Now that yesteday is yesterday, where do we think we are?
Hopefully today is another day as she tweeted. I note Prof Green came out in support (good on him), and having trawled the Daily Fail comments I was pleasantly surprised.
As far as I can see there were a small minority of utter headbangers who posted the "she deserves it" type of comment, and would do so in all circumstances whatever the facts. These are beyond hope, and redemption unless they change their ways.
There were the great majority of "it's disgusting she might not me my cup of tea but nobody deserves that". Good on them.
There were fans. Upset naturally and supportive.
Then there were what I can only call the "music snobs". This bunch seemed to post on the Fail comments board ahead of the great majority (probably beacuse they are intrested in festivals and music). Essentially their argument is "she/Xfactor/pop etc are not "real music" and get all that's coming to them in these circumstances". Now these "guardians of cool" are self proclaimed and nebulous and so tough to reason with, but in my experience folk who are deeply into whatever narrow music they are into, to the exclusion of what they don't consider worthy are often fairly inadequate, and desperate to create an aura of "exclusive knowlege" about which they cannot be contradicted because it's so obscure. Not all of course, but more than a fair share. Closed minds see.

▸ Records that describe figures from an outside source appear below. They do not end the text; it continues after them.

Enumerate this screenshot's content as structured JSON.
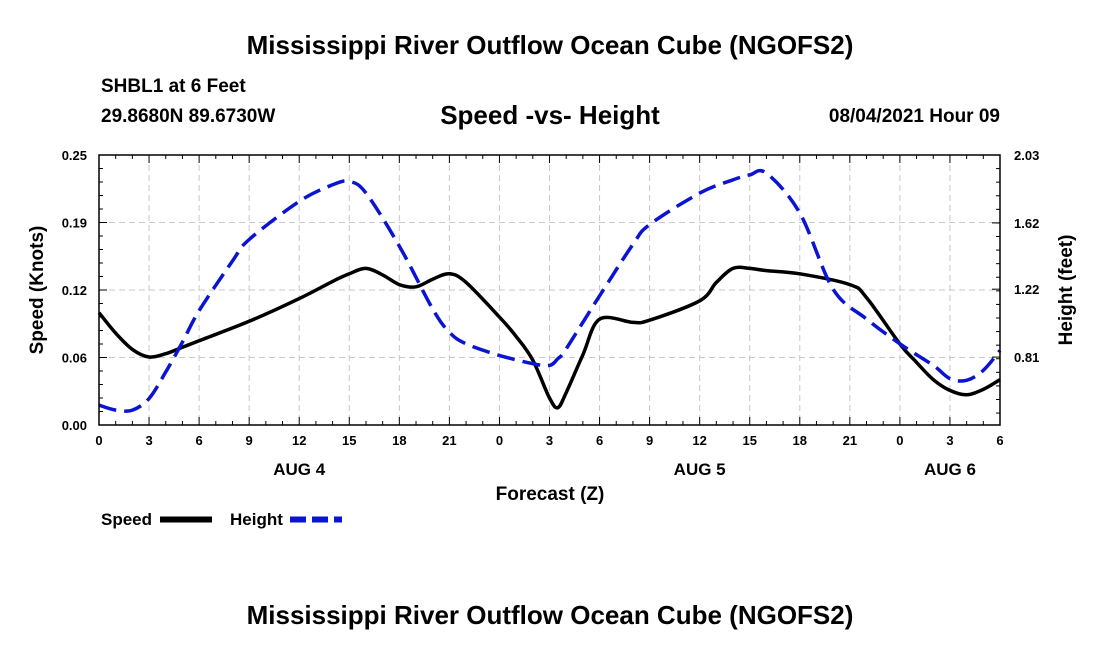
{
  "page": {
    "title": "Mississippi River Outflow Ocean Cube (NGOFS2)",
    "footer_title": "Mississippi River Outflow Ocean Cube (NGOFS2)",
    "station": "SHBL1 at 6 Feet",
    "coordinates": "29.8680N  89.6730W",
    "subtitle": "Speed -vs- Height",
    "datetime": "08/04/2021 Hour 09"
  },
  "chart_data": {
    "type": "line",
    "xlabel": "Forecast (Z)",
    "ylabel": "Speed (Knots)",
    "y2label": "Height (feet)",
    "xlim": [
      0,
      54
    ],
    "ylim": [
      0,
      0.25
    ],
    "y2lim": [
      0.4,
      2.03
    ],
    "x_ticks": [
      0,
      3,
      6,
      9,
      12,
      15,
      18,
      21,
      24,
      27,
      30,
      33,
      36,
      39,
      42,
      45,
      48,
      51,
      54
    ],
    "x_tick_labels": [
      "0",
      "3",
      "6",
      "9",
      "12",
      "15",
      "18",
      "21",
      "0",
      "3",
      "6",
      "9",
      "12",
      "15",
      "18",
      "21",
      "0",
      "3",
      "6"
    ],
    "y_ticks": [
      0,
      0.0625,
      0.125,
      0.1875,
      0.25
    ],
    "y_tick_labels": [
      "0.00",
      "0.06",
      "0.12",
      "0.19",
      "0.25"
    ],
    "y2_ticks": [
      0.81,
      1.22,
      1.62,
      2.03
    ],
    "y2_tick_labels": [
      "0.81",
      "1.22",
      "1.62",
      "2.03"
    ],
    "date_labels": [
      {
        "label": "AUG 4",
        "x": 12
      },
      {
        "label": "AUG 5",
        "x": 36
      },
      {
        "label": "AUG 6",
        "x": 51
      }
    ],
    "grid": true,
    "series": [
      {
        "name": "Speed",
        "axis": "left",
        "color": "#000000",
        "dash": "solid",
        "x": [
          0,
          1,
          2,
          3,
          4,
          5,
          6,
          9,
          12,
          14,
          15,
          16,
          17,
          18,
          19,
          20,
          21,
          22,
          24,
          25,
          26,
          27,
          27.5,
          28,
          29,
          30,
          32,
          33,
          36,
          37,
          38,
          39,
          40,
          42,
          45,
          46,
          48,
          49,
          50,
          51,
          52,
          53,
          54
        ],
        "y": [
          0.104,
          0.085,
          0.07,
          0.063,
          0.066,
          0.072,
          0.078,
          0.096,
          0.117,
          0.133,
          0.14,
          0.145,
          0.139,
          0.13,
          0.128,
          0.135,
          0.14,
          0.132,
          0.1,
          0.082,
          0.06,
          0.025,
          0.016,
          0.03,
          0.065,
          0.098,
          0.095,
          0.097,
          0.115,
          0.132,
          0.145,
          0.145,
          0.143,
          0.14,
          0.13,
          0.118,
          0.075,
          0.058,
          0.042,
          0.032,
          0.028,
          0.033,
          0.042
        ]
      },
      {
        "name": "Height",
        "axis": "right",
        "color": "#0a14d2",
        "dash": "dashed",
        "x": [
          0,
          1,
          2,
          3,
          4,
          5,
          6,
          8,
          9,
          12,
          14,
          15,
          16,
          18,
          20,
          21,
          22,
          24,
          26,
          27,
          27.5,
          28,
          30,
          32,
          33,
          36,
          38,
          39,
          40,
          42,
          44,
          46,
          48,
          50,
          51,
          52,
          53,
          54
        ],
        "y": [
          0.52,
          0.49,
          0.49,
          0.56,
          0.72,
          0.9,
          1.09,
          1.39,
          1.52,
          1.75,
          1.85,
          1.87,
          1.8,
          1.48,
          1.1,
          0.96,
          0.89,
          0.82,
          0.77,
          0.76,
          0.8,
          0.86,
          1.18,
          1.49,
          1.61,
          1.8,
          1.88,
          1.91,
          1.92,
          1.68,
          1.22,
          1.04,
          0.89,
          0.76,
          0.68,
          0.67,
          0.73,
          0.85
        ]
      }
    ],
    "legend": [
      {
        "label": "Speed",
        "style": "solid",
        "color": "#000000"
      },
      {
        "label": "Height",
        "style": "dashed",
        "color": "#0a14d2"
      }
    ],
    "legend_position": "bottom-left"
  }
}
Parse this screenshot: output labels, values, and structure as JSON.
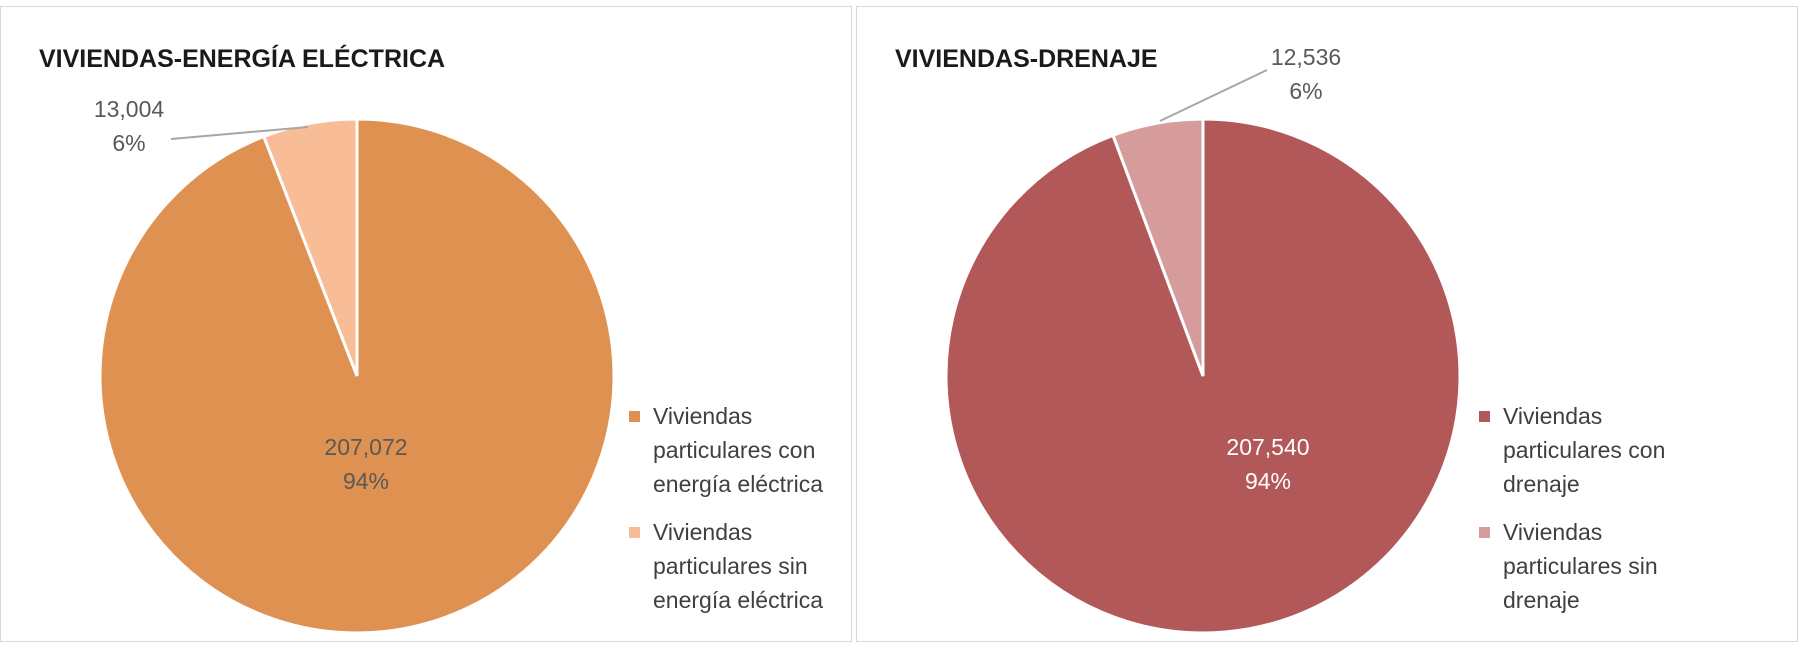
{
  "chart_data": [
    {
      "type": "pie",
      "title": "VIVIENDAS-ENERGÍA ELÉCTRICA",
      "categories": [
        "Viviendas particulares con energía eléctrica",
        "Viviendas particulares sin energía eléctrica"
      ],
      "values": [
        207072,
        13004
      ],
      "value_labels": [
        "207,072",
        "13,004"
      ],
      "percent_labels": [
        "94%",
        "6%"
      ],
      "colors": [
        "#de9150",
        "#f8bc97"
      ],
      "legend": "right"
    },
    {
      "type": "pie",
      "title": "VIVIENDAS-DRENAJE",
      "categories": [
        "Viviendas particulares con drenaje",
        "Viviendas particulares sin drenaje"
      ],
      "values": [
        207540,
        12536
      ],
      "value_labels": [
        "207,540",
        "12,536"
      ],
      "percent_labels": [
        "94%",
        "6%"
      ],
      "colors": [
        "#b35859",
        "#d69c9c"
      ],
      "legend": "right"
    }
  ]
}
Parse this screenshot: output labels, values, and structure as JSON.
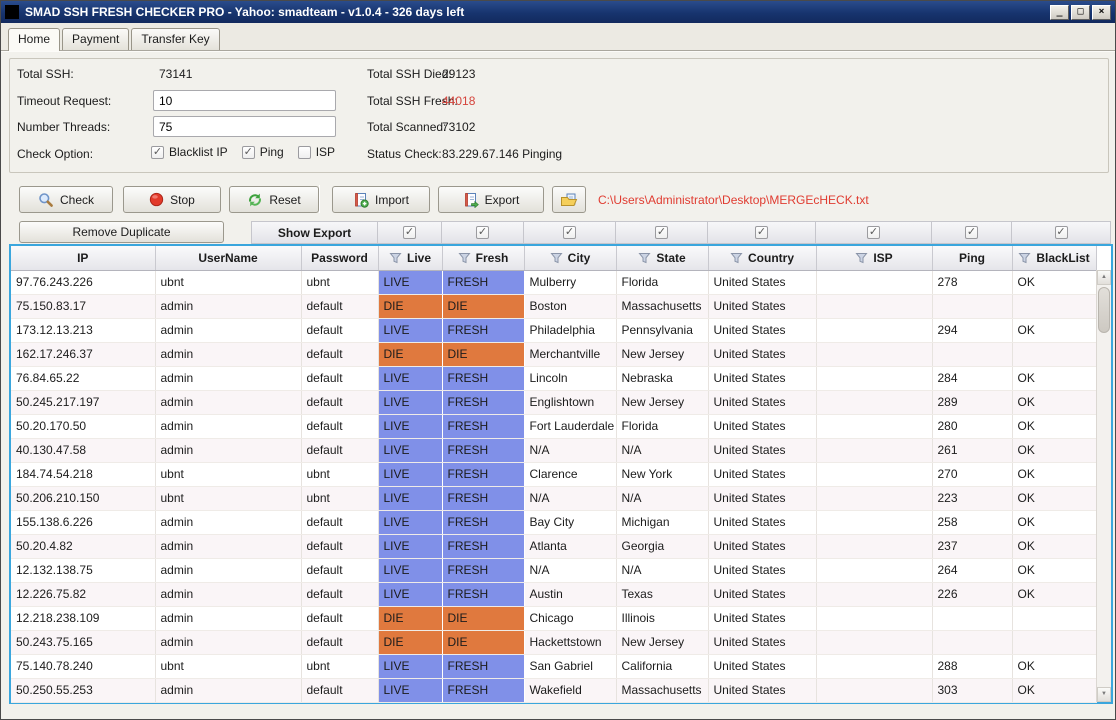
{
  "window": {
    "title": "SMAD SSH FRESH CHECKER PRO - Yahoo: smadteam - v1.0.4 - 326 days left",
    "controls": {
      "minimize": "_",
      "maximize": "□",
      "close": "×"
    }
  },
  "tabs": [
    {
      "label": "Home",
      "active": true
    },
    {
      "label": "Payment",
      "active": false
    },
    {
      "label": "Transfer Key",
      "active": false
    }
  ],
  "stats": {
    "total_ssh_label": "Total SSH:",
    "total_ssh_value": "73141",
    "timeout_label": "Timeout Request:",
    "timeout_value": "10",
    "threads_label": "Number Threads:",
    "threads_value": "75",
    "check_option_label": "Check Option:",
    "check_options": [
      {
        "label": "Blacklist IP",
        "checked": true
      },
      {
        "label": "Ping",
        "checked": true
      },
      {
        "label": "ISP",
        "checked": false
      }
    ],
    "died_label": "Total SSH Died:",
    "died_value": "29123",
    "fresh_label": "Total SSH Fresh:",
    "fresh_value": "44018",
    "scanned_label": "Total Scanned:",
    "scanned_value": "73102",
    "status_label": "Status Check:",
    "status_value": "83.229.67.146 Pinging"
  },
  "toolbar": {
    "check_label": "Check",
    "stop_label": "Stop",
    "reset_label": "Reset",
    "import_label": "Import",
    "export_label": "Export",
    "file_path": "C:\\Users\\Administrator\\Desktop\\MERGEcHECK.txt"
  },
  "grid": {
    "remove_duplicate_label": "Remove Duplicate",
    "show_export_label": "Show Export",
    "check_glyph": "✓",
    "scroll_up_glyph": "▲",
    "scroll_down_glyph": "▼",
    "column_checks": [
      true,
      true,
      true,
      true,
      true,
      true,
      true,
      true
    ],
    "columns": [
      {
        "label": "IP",
        "funnel": false
      },
      {
        "label": "UserName",
        "funnel": false
      },
      {
        "label": "Password",
        "funnel": false
      },
      {
        "label": "Live",
        "funnel": true
      },
      {
        "label": "Fresh",
        "funnel": true
      },
      {
        "label": "City",
        "funnel": true
      },
      {
        "label": "State",
        "funnel": true
      },
      {
        "label": "Country",
        "funnel": true
      },
      {
        "label": "ISP",
        "funnel": true
      },
      {
        "label": "Ping",
        "funnel": false
      },
      {
        "label": "BlackList",
        "funnel": true
      }
    ],
    "rows": [
      [
        "97.76.243.226",
        "ubnt",
        "ubnt",
        "LIVE",
        "FRESH",
        "Mulberry",
        "Florida",
        "United States",
        "",
        "278",
        "OK"
      ],
      [
        "75.150.83.17",
        "admin",
        "default",
        "DIE",
        "DIE",
        "Boston",
        "Massachusetts",
        "United States",
        "",
        "",
        ""
      ],
      [
        "173.12.13.213",
        "admin",
        "default",
        "LIVE",
        "FRESH",
        "Philadelphia",
        "Pennsylvania",
        "United States",
        "",
        "294",
        "OK"
      ],
      [
        "162.17.246.37",
        "admin",
        "default",
        "DIE",
        "DIE",
        "Merchantville",
        "New Jersey",
        "United States",
        "",
        "",
        ""
      ],
      [
        "76.84.65.22",
        "admin",
        "default",
        "LIVE",
        "FRESH",
        "Lincoln",
        "Nebraska",
        "United States",
        "",
        "284",
        "OK"
      ],
      [
        "50.245.217.197",
        "admin",
        "default",
        "LIVE",
        "FRESH",
        "Englishtown",
        "New Jersey",
        "United States",
        "",
        "289",
        "OK"
      ],
      [
        "50.20.170.50",
        "admin",
        "default",
        "LIVE",
        "FRESH",
        "Fort Lauderdale",
        "Florida",
        "United States",
        "",
        "280",
        "OK"
      ],
      [
        "40.130.47.58",
        "admin",
        "default",
        "LIVE",
        "FRESH",
        "N/A",
        "N/A",
        "United States",
        "",
        "261",
        "OK"
      ],
      [
        "184.74.54.218",
        "ubnt",
        "ubnt",
        "LIVE",
        "FRESH",
        "Clarence",
        "New York",
        "United States",
        "",
        "270",
        "OK"
      ],
      [
        "50.206.210.150",
        "ubnt",
        "ubnt",
        "LIVE",
        "FRESH",
        "N/A",
        "N/A",
        "United States",
        "",
        "223",
        "OK"
      ],
      [
        "155.138.6.226",
        "admin",
        "default",
        "LIVE",
        "FRESH",
        "Bay City",
        "Michigan",
        "United States",
        "",
        "258",
        "OK"
      ],
      [
        "50.20.4.82",
        "admin",
        "default",
        "LIVE",
        "FRESH",
        "Atlanta",
        "Georgia",
        "United States",
        "",
        "237",
        "OK"
      ],
      [
        "12.132.138.75",
        "admin",
        "default",
        "LIVE",
        "FRESH",
        "N/A",
        "N/A",
        "United States",
        "",
        "264",
        "OK"
      ],
      [
        "12.226.75.82",
        "admin",
        "default",
        "LIVE",
        "FRESH",
        "Austin",
        "Texas",
        "United States",
        "",
        "226",
        "OK"
      ],
      [
        "12.218.238.109",
        "admin",
        "default",
        "DIE",
        "DIE",
        "Chicago",
        "Illinois",
        "United States",
        "",
        "",
        ""
      ],
      [
        "50.243.75.165",
        "admin",
        "default",
        "DIE",
        "DIE",
        "Hackettstown",
        "New Jersey",
        "United States",
        "",
        "",
        ""
      ],
      [
        "75.140.78.240",
        "ubnt",
        "ubnt",
        "LIVE",
        "FRESH",
        "San Gabriel",
        "California",
        "United States",
        "",
        "288",
        "OK"
      ],
      [
        "50.250.55.253",
        "admin",
        "default",
        "LIVE",
        "FRESH",
        "Wakefield",
        "Massachusetts",
        "United States",
        "",
        "303",
        "OK"
      ]
    ]
  },
  "colors": {
    "live_bg": "#8090e8",
    "die_bg": "#e0793e",
    "fresh_count_red": "#d5443c",
    "file_path_red": "#e03c31",
    "titlebar_blue": "#17346e",
    "grid_border_blue": "#3aa6dd"
  }
}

The problem for festivals such as V is: do you accept this and split festivals into genres more? (or at least the stages - and I accept there appers to have been an absence of thinking on these lines yesterday, thereby putting Cher up infront of a bunch of 30 yr old + Indie band types apparently), or do you do something about the security? The issue is if you paid £190 or whatever and wanted to see Cher as part of that experience, you were deprived of that by violence yesterday. Not right is it?
There seems to be way too much acceptance amongst the "self appointed cool" that this kind of behaviour is OK "'cos it happens". And they moan about the lack of "real" bands coming through - well music is an industry under pressure from other forms of entertainment and the money aint there to develop new bands as it was - (hence things like the X Factor as a means of getting publicity for a new singer). Yesteday's nonsense will not help sell tickets long term for festivals,which in the download era are important for artists, thereby perpetuating the decline. Less money in the industry equals less future.
Football faced the same sort of thing pre 1989 and has made huge strides over the past 30 years to improve. It's still not perfect, and never will be, but it doesn't stop the effort starting somewhere.
I really fear Skeggy tonight (assuming it goes ahead) could be her last gig in the UK for a long long time. That would be a shame if it were the case, for her fans. Hopefully she has a good future abroad, and will have a long last laugh but given the US success so far, and the UK hate, you can't help hark back to her first audition lyrics abou"getting haters and making paper like you wouldn't believe". Both are true.